O clássico entre Clube do Remo e Paysandu, disputado no Mangueirão, neste domingo (8), pela quinta rodada do Campeonato Paraense, terminou empatado pelo placar de 1 a 1. O Papão saiu na frente com gol de Ítalo, mas viu o rival ficar com um a mais no final do primeiro tempo e sofreu o empate na segunda etapa com gol contra de Quintana.
Com o resultado, o Leão chegou aos 8 pontos e segue líder da classificação geral, enquanto o Lobo soma 7 pontos, permanecendo próximo do rival direto na tabela. O empate refletiu o que foi o clássico: disputado, nervoso e decidido nos detalhes, mas com o Lobo tendo mais vontade e organização que o Clube de Periçá.
Pela quinta rodada do Parazão, Paysandu e Remo voltam a campo fora de casa. O Papão encara o Cametá na quarta-feira (11), às 20h, no Parque do Bacurau. Já o Leão Azul joga na quinta-feira (12), às 19h30, diante do Castanhal, no Modelão, em confronto que fecha a rodada.
Primeiro Tempo: um Paysandu mostrando que clássico é clássico
O primeiro tempo do Re-Pa 781 contrariou todas as previsões. Mesmo diante de um Remo mais caro e badalado, o Paysandu assumiu o controle desde o apito inicial, jogando com intensidade, marcação alta e muita vontade. O clássico ganhou rapidamente um tom físico, mas com domínio bicolor.
A pressão surtiu efeito cedo. Ítalo chegou a marcar logo no início, teve um gol anulado, mas não se intimidou. Pouco depois, recebeu em profundidade, invadiu a área e finalizou com precisão para abrir o placar no Mangueirão, premiando o ímpeto do Papão nos primeiros minutos.
O Remo sentiu o golpe e teve dificuldades para se organizar. Sem conseguir passar da intermediária com clareza, abusou das faltas e viu o Paysandu seguir mais perigoso, com Kleiton Pego arriscando de fora e Marcinho comandando as ações ofensivas.

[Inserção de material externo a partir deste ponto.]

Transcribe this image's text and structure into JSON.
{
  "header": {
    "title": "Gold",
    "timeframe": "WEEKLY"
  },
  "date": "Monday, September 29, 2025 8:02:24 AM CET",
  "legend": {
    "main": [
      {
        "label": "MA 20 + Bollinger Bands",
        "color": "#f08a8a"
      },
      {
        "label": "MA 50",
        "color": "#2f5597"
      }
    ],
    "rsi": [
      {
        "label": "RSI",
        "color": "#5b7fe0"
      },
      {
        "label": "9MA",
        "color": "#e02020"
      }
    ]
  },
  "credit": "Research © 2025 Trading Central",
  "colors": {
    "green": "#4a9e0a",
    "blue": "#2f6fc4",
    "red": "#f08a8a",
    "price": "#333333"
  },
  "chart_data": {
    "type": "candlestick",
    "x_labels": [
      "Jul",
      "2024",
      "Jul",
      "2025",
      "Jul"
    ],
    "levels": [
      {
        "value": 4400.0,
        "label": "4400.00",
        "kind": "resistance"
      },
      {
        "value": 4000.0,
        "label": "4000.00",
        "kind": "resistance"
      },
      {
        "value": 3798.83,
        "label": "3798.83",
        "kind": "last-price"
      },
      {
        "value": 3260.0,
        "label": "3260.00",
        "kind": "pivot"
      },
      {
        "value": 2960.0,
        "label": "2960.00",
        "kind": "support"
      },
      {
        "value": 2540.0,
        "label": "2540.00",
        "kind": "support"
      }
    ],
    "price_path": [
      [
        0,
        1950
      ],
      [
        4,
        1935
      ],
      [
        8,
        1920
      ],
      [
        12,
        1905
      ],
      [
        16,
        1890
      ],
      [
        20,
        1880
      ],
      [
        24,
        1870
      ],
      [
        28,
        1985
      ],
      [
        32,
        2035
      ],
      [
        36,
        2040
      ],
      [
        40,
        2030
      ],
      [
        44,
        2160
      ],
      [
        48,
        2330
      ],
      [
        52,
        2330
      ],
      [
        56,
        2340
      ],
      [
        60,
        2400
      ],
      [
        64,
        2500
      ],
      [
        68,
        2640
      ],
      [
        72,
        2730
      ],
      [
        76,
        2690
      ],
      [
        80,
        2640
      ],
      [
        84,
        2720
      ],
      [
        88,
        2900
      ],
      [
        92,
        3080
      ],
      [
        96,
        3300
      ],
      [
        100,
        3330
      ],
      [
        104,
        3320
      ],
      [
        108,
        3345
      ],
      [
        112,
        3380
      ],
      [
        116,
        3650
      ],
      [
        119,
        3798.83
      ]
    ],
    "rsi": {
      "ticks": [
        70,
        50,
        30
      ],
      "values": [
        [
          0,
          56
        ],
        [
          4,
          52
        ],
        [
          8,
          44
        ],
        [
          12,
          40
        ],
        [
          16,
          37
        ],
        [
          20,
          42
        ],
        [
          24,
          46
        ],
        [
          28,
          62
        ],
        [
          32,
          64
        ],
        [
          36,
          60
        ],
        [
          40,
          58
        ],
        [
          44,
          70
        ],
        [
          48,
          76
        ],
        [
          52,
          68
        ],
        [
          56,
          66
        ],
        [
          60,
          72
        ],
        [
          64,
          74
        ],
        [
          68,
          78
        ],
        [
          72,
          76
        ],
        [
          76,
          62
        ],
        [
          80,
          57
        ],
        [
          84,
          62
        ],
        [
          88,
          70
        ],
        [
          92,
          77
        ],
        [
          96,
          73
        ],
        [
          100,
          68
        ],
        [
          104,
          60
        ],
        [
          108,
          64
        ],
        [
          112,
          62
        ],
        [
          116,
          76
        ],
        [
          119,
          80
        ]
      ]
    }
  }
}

Marcelo Rangel evitou um prejuízo maior com defesas importantes.
No meio-campo, Brian Macapá, de 17 anos, foi o grande nome da etapa ao lado de Henrico. O jovem volante dominou o setor, venceu disputas e anulou as tentativas de construção azulina, sendo peça-chave para manter o ritmo e o controle do jogo por boa parte do primeiro tempo.
A reta final foi marcada por tensão e confusão. Após um lance duro, Brian acabou expulso diretamente. Mesmo com um a menos, o Paysandu conseguiu segurar o resultado até o intervalo, encerrando a primeira etapa em vantagem e sob aplausos da torcida.

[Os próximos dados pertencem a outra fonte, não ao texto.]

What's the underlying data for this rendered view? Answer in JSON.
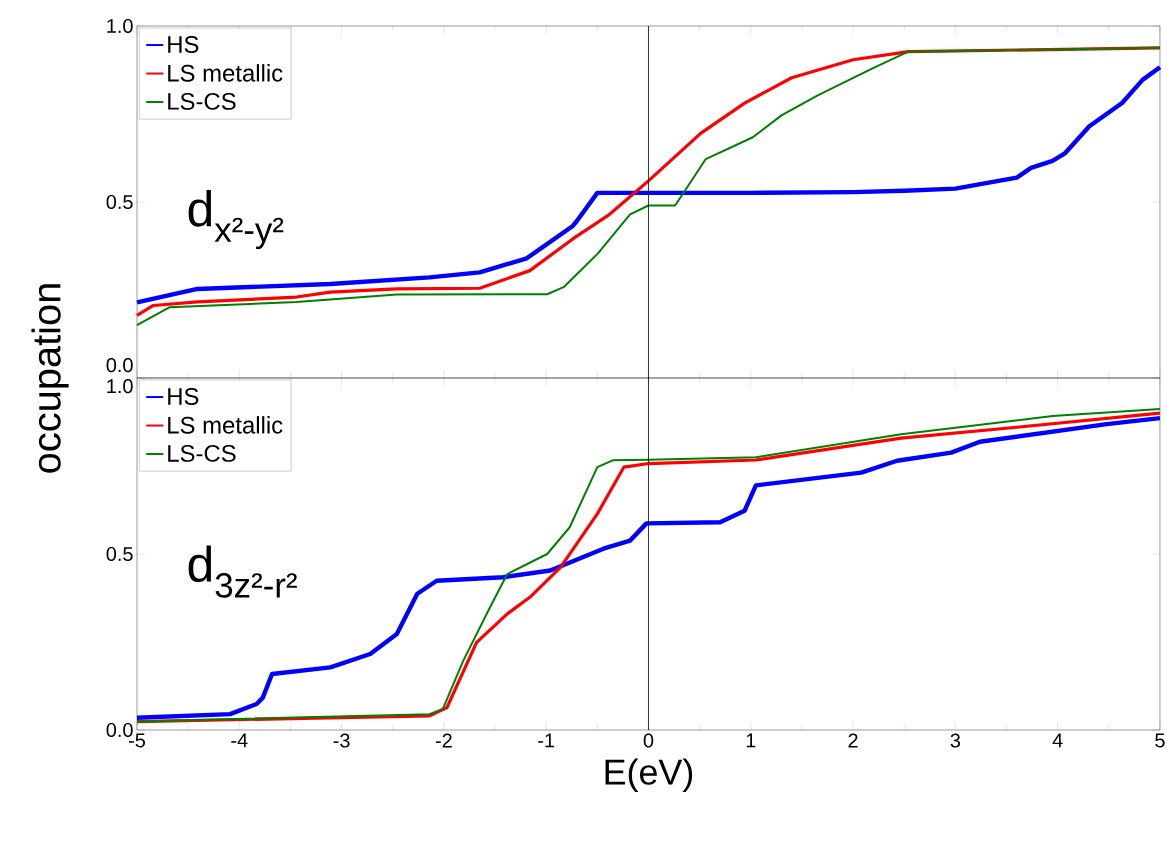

Segundo Tempo: Papão valente e um Remo covarde
O segundo tempo começou com mudanças dos dois lados e um cenário claro: o Remo, com um jogador a mais, passou a ocupar o campo ofensivo, enquanto o Paysandu reorganizou a estrutura defensiva para tentar sustentar a vantagem.

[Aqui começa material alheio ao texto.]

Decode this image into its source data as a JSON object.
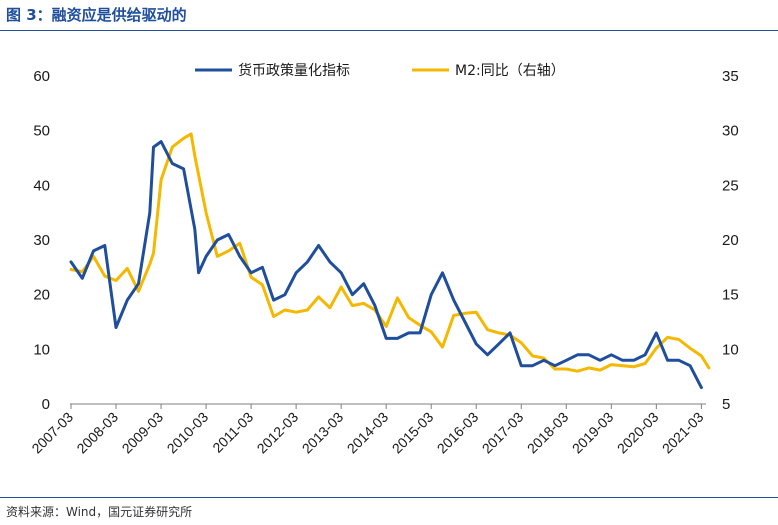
{
  "header": {
    "title": "图 3：融资应是供给驱动的"
  },
  "footer": {
    "source": "资料来源：Wind，国元证券研究所"
  },
  "chart_data": {
    "type": "line",
    "title": "",
    "xlabel": "",
    "ylabel_left": "",
    "ylabel_right": "",
    "left_axis": {
      "ylim": [
        0,
        60
      ],
      "ticks": [
        "0",
        "10",
        "20",
        "30",
        "40",
        "50",
        "60"
      ]
    },
    "right_axis": {
      "ylim": [
        5,
        35
      ],
      "ticks": [
        "5",
        "10",
        "15",
        "20",
        "25",
        "30",
        "35"
      ]
    },
    "x_ticks": [
      "2007-03",
      "2008-03",
      "2009-03",
      "2010-03",
      "2011-03",
      "2012-03",
      "2013-03",
      "2014-03",
      "2015-03",
      "2016-03",
      "2017-03",
      "2018-03",
      "2019-03",
      "2020-03",
      "2021-03"
    ],
    "grid": false,
    "legend_position": "top-center",
    "series": [
      {
        "name": "货币政策量化指标",
        "axis": "left",
        "color": "#1f4e9c",
        "points": [
          [
            "2007-03",
            26
          ],
          [
            "2007-06",
            23
          ],
          [
            "2007-09",
            28
          ],
          [
            "2007-12",
            29
          ],
          [
            "2008-03",
            14
          ],
          [
            "2008-06",
            19
          ],
          [
            "2008-09",
            22
          ],
          [
            "2008-12",
            35
          ],
          [
            "2009-01",
            47
          ],
          [
            "2009-03",
            48
          ],
          [
            "2009-06",
            44
          ],
          [
            "2009-09",
            43
          ],
          [
            "2009-12",
            32
          ],
          [
            "2010-01",
            24
          ],
          [
            "2010-03",
            27
          ],
          [
            "2010-06",
            30
          ],
          [
            "2010-09",
            31
          ],
          [
            "2010-12",
            27
          ],
          [
            "2011-03",
            24
          ],
          [
            "2011-06",
            25
          ],
          [
            "2011-09",
            19
          ],
          [
            "2011-12",
            20
          ],
          [
            "2012-03",
            24
          ],
          [
            "2012-06",
            26
          ],
          [
            "2012-09",
            29
          ],
          [
            "2012-12",
            26
          ],
          [
            "2013-03",
            24
          ],
          [
            "2013-06",
            20
          ],
          [
            "2013-09",
            22
          ],
          [
            "2013-12",
            18
          ],
          [
            "2014-03",
            12
          ],
          [
            "2014-06",
            12
          ],
          [
            "2014-09",
            13
          ],
          [
            "2014-12",
            13
          ],
          [
            "2015-03",
            20
          ],
          [
            "2015-06",
            24
          ],
          [
            "2015-09",
            19
          ],
          [
            "2015-12",
            15
          ],
          [
            "2016-03",
            11
          ],
          [
            "2016-06",
            9
          ],
          [
            "2016-09",
            11
          ],
          [
            "2016-12",
            13
          ],
          [
            "2017-03",
            7
          ],
          [
            "2017-06",
            7
          ],
          [
            "2017-09",
            8
          ],
          [
            "2017-12",
            7
          ],
          [
            "2018-03",
            8
          ],
          [
            "2018-06",
            9
          ],
          [
            "2018-09",
            9
          ],
          [
            "2018-12",
            8
          ],
          [
            "2019-03",
            9
          ],
          [
            "2019-06",
            8
          ],
          [
            "2019-09",
            8
          ],
          [
            "2019-12",
            9
          ],
          [
            "2020-03",
            13
          ],
          [
            "2020-06",
            8
          ],
          [
            "2020-09",
            8
          ],
          [
            "2020-12",
            7
          ],
          [
            "2021-03",
            3
          ]
        ]
      },
      {
        "name": "M2:同比（右轴）",
        "axis": "right",
        "color": "#f5b800",
        "points": [
          [
            "2007-03",
            17.3
          ],
          [
            "2007-06",
            17.1
          ],
          [
            "2007-09",
            18.5
          ],
          [
            "2007-12",
            16.7
          ],
          [
            "2008-03",
            16.3
          ],
          [
            "2008-06",
            17.4
          ],
          [
            "2008-09",
            15.3
          ],
          [
            "2008-12",
            17.8
          ],
          [
            "2009-01",
            18.8
          ],
          [
            "2009-03",
            25.5
          ],
          [
            "2009-06",
            28.5
          ],
          [
            "2009-09",
            29.3
          ],
          [
            "2009-11",
            29.7
          ],
          [
            "2009-12",
            27.7
          ],
          [
            "2010-03",
            22.5
          ],
          [
            "2010-06",
            18.5
          ],
          [
            "2010-09",
            19.0
          ],
          [
            "2010-12",
            19.7
          ],
          [
            "2011-03",
            16.6
          ],
          [
            "2011-06",
            15.9
          ],
          [
            "2011-09",
            13.0
          ],
          [
            "2011-12",
            13.6
          ],
          [
            "2012-03",
            13.4
          ],
          [
            "2012-06",
            13.6
          ],
          [
            "2012-09",
            14.8
          ],
          [
            "2012-12",
            13.8
          ],
          [
            "2013-03",
            15.7
          ],
          [
            "2013-06",
            14.0
          ],
          [
            "2013-09",
            14.2
          ],
          [
            "2013-12",
            13.6
          ],
          [
            "2014-03",
            12.1
          ],
          [
            "2014-06",
            14.7
          ],
          [
            "2014-09",
            12.9
          ],
          [
            "2014-12",
            12.2
          ],
          [
            "2015-03",
            11.6
          ],
          [
            "2015-06",
            10.2
          ],
          [
            "2015-09",
            13.1
          ],
          [
            "2015-12",
            13.3
          ],
          [
            "2016-03",
            13.4
          ],
          [
            "2016-06",
            11.8
          ],
          [
            "2016-09",
            11.5
          ],
          [
            "2016-12",
            11.3
          ],
          [
            "2017-03",
            10.6
          ],
          [
            "2017-06",
            9.4
          ],
          [
            "2017-09",
            9.2
          ],
          [
            "2017-12",
            8.2
          ],
          [
            "2018-03",
            8.2
          ],
          [
            "2018-06",
            8.0
          ],
          [
            "2018-09",
            8.3
          ],
          [
            "2018-12",
            8.1
          ],
          [
            "2019-03",
            8.6
          ],
          [
            "2019-06",
            8.5
          ],
          [
            "2019-09",
            8.4
          ],
          [
            "2019-12",
            8.7
          ],
          [
            "2020-03",
            10.1
          ],
          [
            "2020-06",
            11.1
          ],
          [
            "2020-09",
            10.9
          ],
          [
            "2020-12",
            10.1
          ],
          [
            "2021-03",
            9.4
          ],
          [
            "2021-05",
            8.3
          ]
        ]
      }
    ]
  }
}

Logo na volta do intervalo, o técnico bicolor ajustou o posicionamento com a entrada de Lucão, adiantando Castro para a proteção do meio. A proposta era fechar espaços e obrigar o rival a buscar jogadas laterais.
O Remo respondeu com substituições ofensivas, mas esbarrou na falta de criatividade. Mesmo com mais posse e presença no campo adversário, a equipe azulina teve dificuldade para transformar pressão em chances claras.
O Papão, por sua vez, resistiu. Marcelo Rangel apareceu bem em finalizações de Marcinho e Edílson, enquanto a defesa conseguiu bloquear bolas alçadas na área nos momentos de maior sufoco.
Aos 13 minutos, o empate saiu em um lance confuso. Diego Hernández finalizou duas vezes, a bola desviou em Quintana e acabou entrando, igualando o placar no Mangueirão e recolocando o Remo no jogo.
Na reta final, o Leão Azul terminou a partida com quatro zagueiros, tentando empurrar o Paysandu para trás na base do abafa e bolas na área. Mesmo pressionado até os acréscimos, o time bicolor segurou o resultado e confirmou o empate no clássico.